Not only will you feel more refreshed, but you’ll also come back to the situation feeling more able to cope. Which not only benefits you, but your child too.
“It would be so amazing if I could just take the edge off the noise (but still hear the kids, of course)”.
Let’s face it, when it comes to parenting, it sounds ideal.
Noise-reducing earplugs can really help with sensory overload, minimizing your chances of burnout and helping you to keep calm.
Loop Engage are earplugs that limit the volume of parenting life by reducing noise levels by up to 16 decibels. With a patented acoustic channel and a newly engineered filter, they’re 100% safe to wear while looking after children. You’ll still be able to hear everything, just with the edge taken off.
They’re also ultra-comfortable and flexible, and fit into all types of ears.
- Talk to someone
It’s true what they say, it really is good to talk.
So try and open up about how you’re feeling. Whether it’s your partner, a friend or family member, or a mental health professional, it’s important that you let others know what’s going on. You could feel like the weight of the world has been lifted from your shoulders.
- Exercise
Get all those positive endorphins flowing, release frustration and get rid of the negative energy.
In whatever form, exercise works wonders for your mood. So get moving with a little gym workout, an exercise class, or even a short walk after dinner.
- Be kind to yourself
Let go of negative feelings and give yourself some love.
Parenting is taxing, and a full-time job. It’s OK (and completely normal) to feel how you’re feeling.
Calm parenting is no easy feat.
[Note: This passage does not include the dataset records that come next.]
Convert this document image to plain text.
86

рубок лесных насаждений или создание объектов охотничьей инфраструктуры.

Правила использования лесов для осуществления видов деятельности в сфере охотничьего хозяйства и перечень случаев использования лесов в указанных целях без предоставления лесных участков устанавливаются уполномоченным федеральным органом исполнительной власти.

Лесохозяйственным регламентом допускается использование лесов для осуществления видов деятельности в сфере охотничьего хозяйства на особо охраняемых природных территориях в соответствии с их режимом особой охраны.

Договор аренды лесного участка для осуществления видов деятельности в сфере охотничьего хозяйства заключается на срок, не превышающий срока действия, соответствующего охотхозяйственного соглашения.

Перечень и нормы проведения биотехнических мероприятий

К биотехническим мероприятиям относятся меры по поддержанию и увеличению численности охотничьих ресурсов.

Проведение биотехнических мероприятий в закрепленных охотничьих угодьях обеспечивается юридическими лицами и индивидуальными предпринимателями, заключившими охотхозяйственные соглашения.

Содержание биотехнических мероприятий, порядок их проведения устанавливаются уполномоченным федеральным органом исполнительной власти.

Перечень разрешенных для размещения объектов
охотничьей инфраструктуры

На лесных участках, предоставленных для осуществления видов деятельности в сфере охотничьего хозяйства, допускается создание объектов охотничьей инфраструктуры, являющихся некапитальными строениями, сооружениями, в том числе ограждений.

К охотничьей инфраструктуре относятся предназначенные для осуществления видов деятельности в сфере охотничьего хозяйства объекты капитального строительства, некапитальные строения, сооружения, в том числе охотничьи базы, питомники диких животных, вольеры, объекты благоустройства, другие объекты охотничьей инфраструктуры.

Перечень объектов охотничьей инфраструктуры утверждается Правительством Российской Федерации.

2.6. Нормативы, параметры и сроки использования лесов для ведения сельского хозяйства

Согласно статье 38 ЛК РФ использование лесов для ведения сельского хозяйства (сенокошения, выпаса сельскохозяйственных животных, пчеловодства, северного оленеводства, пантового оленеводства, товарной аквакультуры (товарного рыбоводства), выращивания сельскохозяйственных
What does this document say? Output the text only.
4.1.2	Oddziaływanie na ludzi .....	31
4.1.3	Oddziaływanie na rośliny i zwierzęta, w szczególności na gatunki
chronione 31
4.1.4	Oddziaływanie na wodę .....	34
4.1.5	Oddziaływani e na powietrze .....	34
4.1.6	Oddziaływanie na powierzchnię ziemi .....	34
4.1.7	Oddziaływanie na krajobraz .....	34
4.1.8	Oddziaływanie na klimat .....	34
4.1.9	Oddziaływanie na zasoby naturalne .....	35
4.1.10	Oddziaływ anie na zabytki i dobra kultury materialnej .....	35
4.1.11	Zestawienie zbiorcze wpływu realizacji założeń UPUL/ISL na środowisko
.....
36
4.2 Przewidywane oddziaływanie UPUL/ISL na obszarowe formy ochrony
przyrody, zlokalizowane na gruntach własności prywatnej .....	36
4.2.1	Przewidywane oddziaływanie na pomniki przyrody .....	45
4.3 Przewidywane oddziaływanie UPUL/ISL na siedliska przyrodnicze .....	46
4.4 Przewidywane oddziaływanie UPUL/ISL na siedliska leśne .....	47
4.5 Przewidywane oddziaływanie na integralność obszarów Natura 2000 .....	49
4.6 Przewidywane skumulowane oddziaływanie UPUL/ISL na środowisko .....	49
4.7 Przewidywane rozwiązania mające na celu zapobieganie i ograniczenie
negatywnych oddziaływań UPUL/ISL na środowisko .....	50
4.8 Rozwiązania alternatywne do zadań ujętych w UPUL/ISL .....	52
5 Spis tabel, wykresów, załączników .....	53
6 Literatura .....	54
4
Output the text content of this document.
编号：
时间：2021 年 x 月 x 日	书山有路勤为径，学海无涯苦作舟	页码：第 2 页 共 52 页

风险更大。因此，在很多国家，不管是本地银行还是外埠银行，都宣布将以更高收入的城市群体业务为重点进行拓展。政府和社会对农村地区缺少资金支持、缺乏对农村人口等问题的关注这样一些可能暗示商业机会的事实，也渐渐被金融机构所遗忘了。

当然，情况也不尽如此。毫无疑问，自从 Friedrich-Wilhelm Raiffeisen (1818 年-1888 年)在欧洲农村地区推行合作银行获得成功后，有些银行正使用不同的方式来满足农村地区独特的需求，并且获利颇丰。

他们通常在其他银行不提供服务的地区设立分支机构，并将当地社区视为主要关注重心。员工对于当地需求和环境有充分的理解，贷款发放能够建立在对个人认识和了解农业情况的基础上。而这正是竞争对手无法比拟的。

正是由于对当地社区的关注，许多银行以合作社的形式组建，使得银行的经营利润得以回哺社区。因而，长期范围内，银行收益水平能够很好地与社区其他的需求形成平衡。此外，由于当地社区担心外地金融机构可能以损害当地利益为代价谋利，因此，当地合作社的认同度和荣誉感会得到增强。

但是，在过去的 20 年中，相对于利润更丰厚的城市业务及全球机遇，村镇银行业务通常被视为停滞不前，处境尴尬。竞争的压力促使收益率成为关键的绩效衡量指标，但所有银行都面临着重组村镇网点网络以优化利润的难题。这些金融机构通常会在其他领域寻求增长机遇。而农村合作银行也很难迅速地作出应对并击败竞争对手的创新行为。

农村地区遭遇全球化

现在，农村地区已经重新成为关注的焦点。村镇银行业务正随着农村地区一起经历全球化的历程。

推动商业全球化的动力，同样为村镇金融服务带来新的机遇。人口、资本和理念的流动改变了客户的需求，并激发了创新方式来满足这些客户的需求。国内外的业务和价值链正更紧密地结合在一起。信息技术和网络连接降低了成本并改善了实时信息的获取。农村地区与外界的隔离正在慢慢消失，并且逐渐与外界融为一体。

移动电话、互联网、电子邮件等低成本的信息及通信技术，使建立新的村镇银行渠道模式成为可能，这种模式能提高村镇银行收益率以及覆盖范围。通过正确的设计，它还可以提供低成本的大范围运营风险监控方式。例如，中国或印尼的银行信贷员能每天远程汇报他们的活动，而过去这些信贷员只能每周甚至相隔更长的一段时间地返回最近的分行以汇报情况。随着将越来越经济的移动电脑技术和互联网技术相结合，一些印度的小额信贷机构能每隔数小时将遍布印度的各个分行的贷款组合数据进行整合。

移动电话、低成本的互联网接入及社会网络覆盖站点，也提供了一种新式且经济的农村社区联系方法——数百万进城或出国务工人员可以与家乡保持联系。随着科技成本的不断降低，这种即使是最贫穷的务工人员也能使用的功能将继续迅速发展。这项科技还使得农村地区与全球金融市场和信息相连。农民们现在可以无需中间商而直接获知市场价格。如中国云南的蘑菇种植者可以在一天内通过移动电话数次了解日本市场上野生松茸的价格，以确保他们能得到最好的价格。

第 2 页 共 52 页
So wave goodbye to the feelings of guilt and shame, they will only make the situation worse.
- Set boundaries
It’s OK to say no.
That’s to your children. Your partner. To your talkative neighbor that insists on popping over for a chat.
And set boundaries for yourself, too. Forget the housework for the day if you’re feeling overwhelmed. By taking the pressure off yourself, you’ll be amazed what it will do for your stress levels.
- Get more sleep
Yeah, right. It’s not that easy, is it?
But good sleep works wonders for elevating your mood.
So have a think about anything you can do to fit more snooze time in, even if it’s just a rest or a quick nap.
Try staying away from screens before bed and cutting out alcohol or caffeine. It could be exactly what you need to get your stress levels lower.
- Try some meditation
When we’re stressed our breathing is often shallow, or sometimes we even hold our breath.
Try practicing meditation and using breathing techniques for instant relaxation. Or even just find a quiet space and take some long and deep breaths in and out for a few minutes.
You’ll be surprised at the difference.[Einde van tekstterugloop]
- Remember: the “perfect parent” doesn’t exist.
Take the pressure off yourself.
The culture that we live in puts impossibly high expectations on parents, especially with social media making it seem like all other parents are living their best lives and doing a much better job than you are.
Remember that it’s an illusion - we’re all human beings trying to do the best job we can do. Perfect doesn’t exist, so aiming for that isn’t achievable.
Our earplugs
Key Takeaways
- Considering the 24/7 nature of parenting, it’s completely natural to find it hard to stay calm all the time.
- Sensory overload is when the brain is getting more input from your senses than it can cope with. A parent is likely to experience symptoms such as irritability, an inability to focus or trouble calming yourself down.
- Parental burnout is common, too. It’s the feeling of pure exhaustion and an inability to cope that a parent feels and can lead to them distancing themselves from their children, hugely disrupted sleep or even depression.
- Noise-reducing earplugs can really help to reduce the noise of parenting, while making sure that you can still hear everything you need to.
- There are coping strategies for how to be a calm parent, such as practicing self-care, doing some exercise, and setting boundaries.